Third, just like performing the Eucharist every Sunday, Chan argues for doing the Lord’s Prayer and the Creed every Sunday. Not because we forgot the words, and not necessarily to only “teach” us something, but because such proclamations are “performative acts” – they are sacramental in that sense. They are words that do stuff when spoken with understanding and faith, both in the speakers and in the cosmos. (Kind of like when lovers say “I love you!” to one another – they are not gathering new information from one another; rather, the words perform a function – they have transforming power.)
Fourth, a practice conspicuously missing from most “Bible-believing” evangelical churches is the actual public reading of the Bible (without commentary). If we are people who are formed by the story of Scripture, then reading our story publicly ought to be a much more prominent part of our worship. Scripture reading should not by relegated to the private spirituality of “quiet times”. Both the sermon and the reading of Scripture are part of the proclamation of the Word. Right now we’re working on how to work more Bible reading into our services at Heartland.

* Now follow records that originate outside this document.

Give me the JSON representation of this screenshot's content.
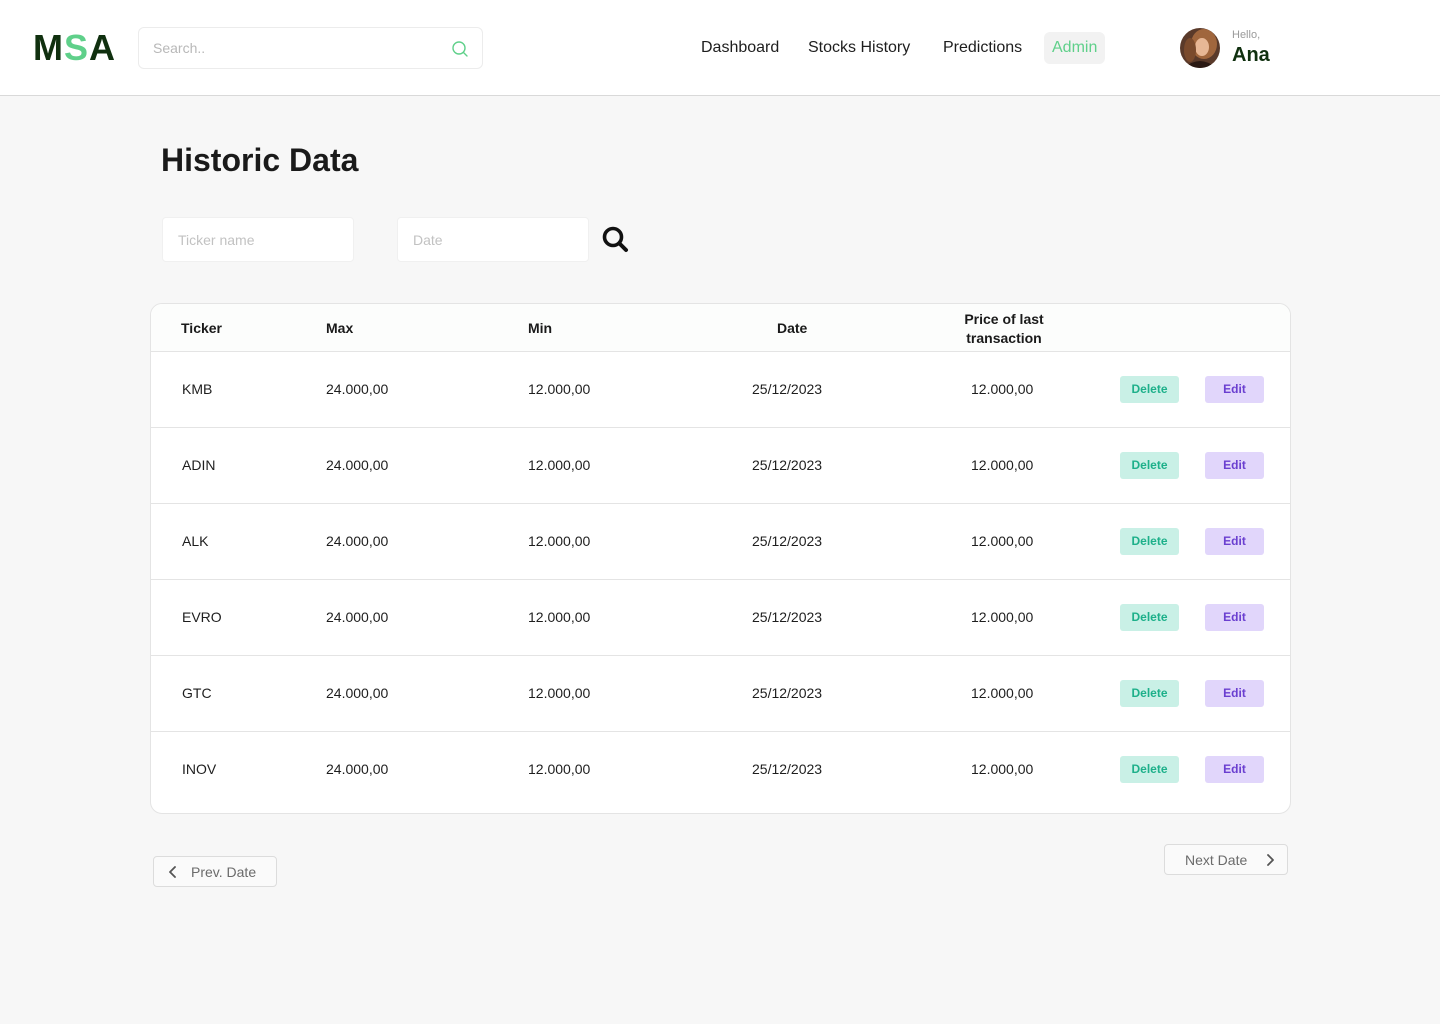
{
  "logo": {
    "part1": "M",
    "part2": "S",
    "part3": "A"
  },
  "header": {
    "search_placeholder": "Search..",
    "nav": [
      {
        "label": "Dashboard"
      },
      {
        "label": "Stocks History"
      },
      {
        "label": "Predictions"
      },
      {
        "label": "Admin"
      }
    ],
    "user": {
      "greeting": "Hello,",
      "name": "Ana"
    }
  },
  "colors": {
    "accent": "#5fd08a",
    "brand_dark": "#10300f",
    "delete": "#1db08a",
    "edit": "#6a3fd0"
  },
  "page": {
    "title": "Historic Data",
    "filters": {
      "ticker_placeholder": "Ticker name",
      "date_placeholder": "Date"
    }
  },
  "table": {
    "columns": [
      "Ticker",
      "Max",
      "Min",
      "Date",
      "Price of last",
      "transaction"
    ],
    "delete_label": "Delete",
    "edit_label": "Edit",
    "rows": [
      {
        "ticker": "KMB",
        "max": "24.000,00",
        "min": "12.000,00",
        "date": "25/12/2023",
        "last_price": "12.000,00"
      },
      {
        "ticker": "ADIN",
        "max": "24.000,00",
        "min": "12.000,00",
        "date": "25/12/2023",
        "last_price": "12.000,00"
      },
      {
        "ticker": "ALK",
        "max": "24.000,00",
        "min": "12.000,00",
        "date": "25/12/2023",
        "last_price": "12.000,00"
      },
      {
        "ticker": "EVRO",
        "max": "24.000,00",
        "min": "12.000,00",
        "date": "25/12/2023",
        "last_price": "12.000,00"
      },
      {
        "ticker": "GTC",
        "max": "24.000,00",
        "min": "12.000,00",
        "date": "25/12/2023",
        "last_price": "12.000,00"
      },
      {
        "ticker": "INOV",
        "max": "24.000,00",
        "min": "12.000,00",
        "date": "25/12/2023",
        "last_price": "12.000,00"
      }
    ]
  },
  "pagination": {
    "prev_label": "Prev. Date",
    "next_label": "Next Date"
  }
}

Here is the liturgy Chan outlines in the book, for those interested in how this might be fleshed out:
The Entrance
Greeting
Adoration
Confession
Absolution
The Proclamation of the Word
Reading of Scripture
Old Testament
Psalm
Epistle
Gospel
Sermon
Apostles’ or Nicene Creed
Prayers of the people (intercession)
Signs of reconciliation and peace
The Eucharist (Holy Communion)
Offertory
The Great Thanksgiving
Sursum Corda (“lift up your hearts…”)
Preface prayer (thanksgiving to the Father)
Sanctus
Recalling God’s mighty acts in Christ
Words of institution
Mystery of faith
Epiclesis (blessing the elements)
Consecration of the faithful
Prayer for the return of the Lord
The Lord’s Prayer
Breaking of Bread
Invitation
Eating and drinking
The Dismissal
Benediction
Sending forth
A couple quick thoughts. First the extended outline was more detailed that I expected when I opened it, and some things stuck out to me.

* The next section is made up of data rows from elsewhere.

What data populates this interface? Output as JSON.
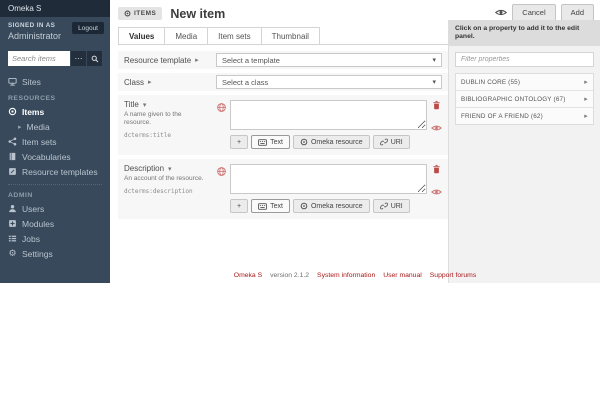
{
  "app": {
    "name": "Omeka S"
  },
  "colors": {
    "accent_red": "#a91919",
    "sidebar_bg": "#37495b",
    "topbar_bg": "#1f2b38",
    "row_bg": "#f7f7f7"
  },
  "sidebar": {
    "logo": "Omeka S",
    "signed_in_label": "SIGNED IN AS",
    "user_name": "Administrator",
    "logout_label": "Logout",
    "search_placeholder": "Search items",
    "sites_label": "Sites",
    "resources_header": "RESOURCES",
    "items_label": "Items",
    "media_label": "Media",
    "item_sets_label": "Item sets",
    "vocabularies_label": "Vocabularies",
    "resource_templates_label": "Resource templates",
    "admin_header": "ADMIN",
    "users_label": "Users",
    "modules_label": "Modules",
    "jobs_label": "Jobs",
    "settings_label": "Settings"
  },
  "header": {
    "badge": "ITEMS",
    "title": "New item",
    "cancel_label": "Cancel",
    "add_label": "Add"
  },
  "tabs": [
    {
      "label": "Values",
      "active": true
    },
    {
      "label": "Media",
      "active": false
    },
    {
      "label": "Item sets",
      "active": false
    },
    {
      "label": "Thumbnail",
      "active": false
    }
  ],
  "form": {
    "resource_template_row": {
      "label": "Resource template",
      "value": "Select a template"
    },
    "class_row": {
      "label": "Class",
      "value": "Select a class"
    },
    "fields": [
      {
        "label": "Title",
        "comment": "A name given to the resource.",
        "term": "dcterms:title",
        "value": ""
      },
      {
        "label": "Description",
        "comment": "An account of the resource.",
        "term": "dcterms:description",
        "value": ""
      }
    ],
    "value_actions": {
      "add": "+",
      "text": "Text",
      "omeka_resource": "Omeka resource",
      "uri": "URI"
    }
  },
  "properties_panel": {
    "instruction": "Click on a property to add it to the edit panel.",
    "filter_placeholder": "Filter properties",
    "vocabularies": [
      {
        "label": "DUBLIN CORE (55)"
      },
      {
        "label": "BIBLIOGRAPHIC ONTOLOGY (67)"
      },
      {
        "label": "FRIEND OF A FRIEND (62)"
      }
    ]
  },
  "footer": {
    "omeka_link": "Omeka S",
    "version": "version 2.1.2",
    "links": [
      "System information",
      "User manual",
      "Support forums"
    ]
  }
}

It’s seems that many of those elements show up here and there in our “contemporary liturgy.” However, I think it gets buried a little bit in the midst of song and reference. I’ve heard the critique of more traditional liturgy that, for example, reciting the Lords Prayer every week just becomes something that is recited, and not thought about in the midst of every-Sunday-routine. (Which I think can happen also with “contempory song format.”) It seems that even though there will be a reference to the Lord’s Prayer in a song we sing, or a phrase of it in the sermon, it’s easily not noticed, even though the it is “there” in our contempory liturgy. So, this is just my knee jerk reaction here: to encourage flow of service we don’t discard or disregard the “not so obvious elements” of contempory liturgy, but it’s important to pull out the blatant reciting/ acting out of the “more traditional liturgy” in services also.
I think you’re right that some of the contemporary “liturgical” elements are more subtle. When I train worship leaders, I call it a “flow”, and it’s really the same concept as the flow and drama of a liturgy.